New UAW President Bob King made several bold declarations during Thursday’s inauguration at the UAW national convention in Detroit.
He is determined to organize Toyota in the United States. He’ll picket Toyota dealerships to prompt that change. And he plans to raise the union’s profile in the fight for social and economic justice.
His assertions elicited the usual response from readers. “Dinosaurs,” “thugs” and “parasites” were some of the nicer names that union leadership was called.
But here are two points to chew on the next time you’re compelled to accuse UAW-represented factory workers of being recalcitrant, overpaid loafers bent on destroying the domestic auto industry:
Hourly workers at the Detroit 3 have had as much to do as management in recent vehicle quality improvements that resulted this week in the Detroit 3’s averaging fewer problems in initial quality than their nondomestic rivals.
New hires at the Detroit 3 -- and there will be many as industry sales improve -- earn $14 an hour under a Tier 2 wage that King was instrumental in crafting in the 2007 contracts. For an employee working straight time, without overtime, that equates to $29,120a year. The federal poverty level for a family of four is $22,050 and $29,530 for a family of six.

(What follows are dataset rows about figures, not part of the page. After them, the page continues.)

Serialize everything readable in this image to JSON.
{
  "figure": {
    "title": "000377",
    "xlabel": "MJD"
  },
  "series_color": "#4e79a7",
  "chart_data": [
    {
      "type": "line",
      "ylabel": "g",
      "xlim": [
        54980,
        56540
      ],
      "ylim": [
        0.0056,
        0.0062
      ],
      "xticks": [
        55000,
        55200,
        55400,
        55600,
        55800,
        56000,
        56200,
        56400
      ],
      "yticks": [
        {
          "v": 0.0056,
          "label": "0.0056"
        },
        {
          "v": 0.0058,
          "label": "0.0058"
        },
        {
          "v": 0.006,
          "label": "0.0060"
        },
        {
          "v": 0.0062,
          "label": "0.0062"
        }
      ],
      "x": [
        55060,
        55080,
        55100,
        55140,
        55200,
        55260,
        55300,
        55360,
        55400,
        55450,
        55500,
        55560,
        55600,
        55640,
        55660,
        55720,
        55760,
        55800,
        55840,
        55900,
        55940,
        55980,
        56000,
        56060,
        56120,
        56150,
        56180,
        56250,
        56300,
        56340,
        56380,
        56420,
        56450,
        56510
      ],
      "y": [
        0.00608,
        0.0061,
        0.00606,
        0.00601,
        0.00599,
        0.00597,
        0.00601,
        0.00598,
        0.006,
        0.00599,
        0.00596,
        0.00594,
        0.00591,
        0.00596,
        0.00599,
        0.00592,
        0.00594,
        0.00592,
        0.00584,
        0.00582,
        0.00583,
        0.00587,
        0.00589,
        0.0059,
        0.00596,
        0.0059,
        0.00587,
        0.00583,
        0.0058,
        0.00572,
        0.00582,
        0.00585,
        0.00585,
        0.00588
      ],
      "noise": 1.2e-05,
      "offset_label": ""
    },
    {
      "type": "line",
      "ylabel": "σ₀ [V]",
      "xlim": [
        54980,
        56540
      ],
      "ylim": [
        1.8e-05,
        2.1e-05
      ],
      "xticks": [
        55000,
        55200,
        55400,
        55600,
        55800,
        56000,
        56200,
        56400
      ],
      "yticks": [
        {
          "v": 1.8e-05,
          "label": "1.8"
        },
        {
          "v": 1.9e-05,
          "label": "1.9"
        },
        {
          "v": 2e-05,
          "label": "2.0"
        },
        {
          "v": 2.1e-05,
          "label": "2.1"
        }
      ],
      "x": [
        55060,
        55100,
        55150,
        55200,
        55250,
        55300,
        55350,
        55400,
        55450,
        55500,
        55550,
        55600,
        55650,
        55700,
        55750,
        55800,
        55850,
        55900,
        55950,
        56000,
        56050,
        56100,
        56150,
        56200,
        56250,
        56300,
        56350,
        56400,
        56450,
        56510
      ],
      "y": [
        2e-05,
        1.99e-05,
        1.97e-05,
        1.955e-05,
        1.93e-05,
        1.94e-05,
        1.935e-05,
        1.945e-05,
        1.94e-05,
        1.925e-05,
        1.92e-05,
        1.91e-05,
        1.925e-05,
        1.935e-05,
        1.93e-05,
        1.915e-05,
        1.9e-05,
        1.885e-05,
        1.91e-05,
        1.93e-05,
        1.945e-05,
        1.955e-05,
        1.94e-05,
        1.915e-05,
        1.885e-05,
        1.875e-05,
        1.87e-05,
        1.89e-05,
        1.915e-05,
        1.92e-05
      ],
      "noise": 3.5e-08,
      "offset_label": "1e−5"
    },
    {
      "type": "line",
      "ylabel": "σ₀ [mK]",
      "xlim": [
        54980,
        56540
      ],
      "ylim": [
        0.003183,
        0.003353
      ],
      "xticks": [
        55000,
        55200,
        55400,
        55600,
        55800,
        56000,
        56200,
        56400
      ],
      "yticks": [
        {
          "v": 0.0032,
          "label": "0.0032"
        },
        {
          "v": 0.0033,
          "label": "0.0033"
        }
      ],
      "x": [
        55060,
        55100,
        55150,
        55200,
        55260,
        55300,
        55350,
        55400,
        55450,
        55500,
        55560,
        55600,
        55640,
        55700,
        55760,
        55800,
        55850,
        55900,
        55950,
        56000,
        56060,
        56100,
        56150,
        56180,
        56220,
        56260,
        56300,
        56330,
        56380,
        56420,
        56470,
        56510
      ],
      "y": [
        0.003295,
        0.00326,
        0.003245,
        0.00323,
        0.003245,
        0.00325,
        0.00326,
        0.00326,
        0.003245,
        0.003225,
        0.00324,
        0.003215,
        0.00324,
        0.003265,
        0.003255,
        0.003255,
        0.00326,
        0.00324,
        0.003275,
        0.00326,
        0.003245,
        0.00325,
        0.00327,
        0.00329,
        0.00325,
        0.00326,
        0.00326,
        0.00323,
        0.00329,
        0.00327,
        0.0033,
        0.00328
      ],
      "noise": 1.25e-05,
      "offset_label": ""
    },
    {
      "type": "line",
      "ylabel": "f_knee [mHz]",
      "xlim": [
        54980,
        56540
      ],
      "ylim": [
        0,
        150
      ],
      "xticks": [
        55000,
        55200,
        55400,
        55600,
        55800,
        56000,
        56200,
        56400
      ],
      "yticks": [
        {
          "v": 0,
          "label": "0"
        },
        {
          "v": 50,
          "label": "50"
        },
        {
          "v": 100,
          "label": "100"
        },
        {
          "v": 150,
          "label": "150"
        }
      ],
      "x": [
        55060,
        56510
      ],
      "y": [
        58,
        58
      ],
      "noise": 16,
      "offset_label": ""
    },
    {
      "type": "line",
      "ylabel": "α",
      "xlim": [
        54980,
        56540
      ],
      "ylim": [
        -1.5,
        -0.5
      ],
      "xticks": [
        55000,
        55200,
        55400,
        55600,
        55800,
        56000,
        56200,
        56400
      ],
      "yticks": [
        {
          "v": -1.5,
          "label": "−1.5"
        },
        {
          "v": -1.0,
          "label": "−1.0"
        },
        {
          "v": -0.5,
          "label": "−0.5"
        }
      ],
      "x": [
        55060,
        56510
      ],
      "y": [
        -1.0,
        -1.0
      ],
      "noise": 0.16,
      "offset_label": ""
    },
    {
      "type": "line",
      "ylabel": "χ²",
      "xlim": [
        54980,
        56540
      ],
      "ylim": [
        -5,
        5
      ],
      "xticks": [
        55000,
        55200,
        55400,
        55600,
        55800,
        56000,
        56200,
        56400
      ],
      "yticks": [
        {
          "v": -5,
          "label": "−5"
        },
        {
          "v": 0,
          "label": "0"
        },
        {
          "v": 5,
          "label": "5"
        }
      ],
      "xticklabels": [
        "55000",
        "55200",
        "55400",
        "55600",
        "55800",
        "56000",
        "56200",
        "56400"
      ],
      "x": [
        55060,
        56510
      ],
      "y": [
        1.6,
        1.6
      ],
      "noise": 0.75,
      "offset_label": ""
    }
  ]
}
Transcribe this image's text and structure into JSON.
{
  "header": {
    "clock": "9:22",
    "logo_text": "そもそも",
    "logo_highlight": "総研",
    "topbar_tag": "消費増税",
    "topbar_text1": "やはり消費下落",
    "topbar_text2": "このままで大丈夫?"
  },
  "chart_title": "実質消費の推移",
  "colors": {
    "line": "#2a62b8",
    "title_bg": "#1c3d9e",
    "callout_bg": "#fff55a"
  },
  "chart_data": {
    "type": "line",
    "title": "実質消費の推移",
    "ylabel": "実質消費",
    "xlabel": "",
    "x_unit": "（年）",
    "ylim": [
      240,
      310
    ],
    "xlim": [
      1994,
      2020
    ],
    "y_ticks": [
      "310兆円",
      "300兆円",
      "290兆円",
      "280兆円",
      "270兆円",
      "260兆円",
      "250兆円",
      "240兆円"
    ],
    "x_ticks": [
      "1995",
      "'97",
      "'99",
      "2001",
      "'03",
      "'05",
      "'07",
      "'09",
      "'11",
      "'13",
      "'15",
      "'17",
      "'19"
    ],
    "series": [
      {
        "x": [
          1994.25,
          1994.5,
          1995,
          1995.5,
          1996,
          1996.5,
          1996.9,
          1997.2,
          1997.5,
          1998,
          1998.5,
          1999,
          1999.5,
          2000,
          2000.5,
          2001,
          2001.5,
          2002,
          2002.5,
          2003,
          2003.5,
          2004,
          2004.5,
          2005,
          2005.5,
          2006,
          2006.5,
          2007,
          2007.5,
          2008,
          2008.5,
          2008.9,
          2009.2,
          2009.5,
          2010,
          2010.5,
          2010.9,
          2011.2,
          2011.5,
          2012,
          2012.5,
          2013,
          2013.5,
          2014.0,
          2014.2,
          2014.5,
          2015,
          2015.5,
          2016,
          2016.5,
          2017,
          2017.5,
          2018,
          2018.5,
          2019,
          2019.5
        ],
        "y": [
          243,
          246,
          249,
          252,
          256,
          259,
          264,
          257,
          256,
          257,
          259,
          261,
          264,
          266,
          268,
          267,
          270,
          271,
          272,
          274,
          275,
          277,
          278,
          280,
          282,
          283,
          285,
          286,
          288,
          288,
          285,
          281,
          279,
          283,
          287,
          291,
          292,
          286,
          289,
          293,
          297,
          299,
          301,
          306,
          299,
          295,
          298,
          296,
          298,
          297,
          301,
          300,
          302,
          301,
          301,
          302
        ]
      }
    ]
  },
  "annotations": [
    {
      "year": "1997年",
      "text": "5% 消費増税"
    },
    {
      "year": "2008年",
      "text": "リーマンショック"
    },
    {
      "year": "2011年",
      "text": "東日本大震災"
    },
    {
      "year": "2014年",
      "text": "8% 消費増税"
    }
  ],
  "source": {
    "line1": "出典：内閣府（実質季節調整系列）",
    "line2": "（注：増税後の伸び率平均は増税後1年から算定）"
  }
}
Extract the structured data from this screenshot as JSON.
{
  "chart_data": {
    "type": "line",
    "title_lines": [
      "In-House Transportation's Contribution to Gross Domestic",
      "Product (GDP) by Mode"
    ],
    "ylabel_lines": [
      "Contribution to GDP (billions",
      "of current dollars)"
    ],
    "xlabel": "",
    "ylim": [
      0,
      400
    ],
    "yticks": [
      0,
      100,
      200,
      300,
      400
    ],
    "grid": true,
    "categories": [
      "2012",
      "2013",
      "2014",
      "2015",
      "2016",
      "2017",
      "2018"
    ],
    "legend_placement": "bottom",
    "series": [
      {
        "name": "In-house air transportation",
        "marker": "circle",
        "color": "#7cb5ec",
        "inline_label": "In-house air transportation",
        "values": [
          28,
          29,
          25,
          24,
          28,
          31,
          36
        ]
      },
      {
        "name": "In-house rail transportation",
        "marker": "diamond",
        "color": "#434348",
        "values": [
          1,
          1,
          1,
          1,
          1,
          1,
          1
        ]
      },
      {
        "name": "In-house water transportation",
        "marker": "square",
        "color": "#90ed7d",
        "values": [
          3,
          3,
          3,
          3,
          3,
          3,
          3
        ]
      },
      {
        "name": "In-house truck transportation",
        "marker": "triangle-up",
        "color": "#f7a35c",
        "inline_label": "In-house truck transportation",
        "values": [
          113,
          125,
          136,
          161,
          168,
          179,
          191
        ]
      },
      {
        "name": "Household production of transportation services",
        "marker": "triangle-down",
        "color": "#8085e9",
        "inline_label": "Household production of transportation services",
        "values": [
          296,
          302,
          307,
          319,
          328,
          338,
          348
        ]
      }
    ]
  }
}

King rightly is proud of the former point, and not so of the latter. At a press conference Thursday, he conceded that $29,120 a year is not a livable wage for a family, nor consistent with his vision of economic justice. But as a realist, that’s the best the union could do given the Detroit 3’s precarious financial state in recent years.
Today, overall Detroit 3 wages and benefits are right in step with those of Toyota, Honda and other nonunion competitors in the United States at about $55 an hour combined.
As the companies continue to show profits, King said he would like to try to get back some of the concessions made in the past three years and improve on that initial Tier 2 wage.
I don’t think that makes him a dinosaur, thug or parasite. I think that’s what his constituents expect.
Author’s disclosure: My now-deceased father worked for nearly 40 years as a UAW-represented electrician at General Motors assembly plants in Detroit.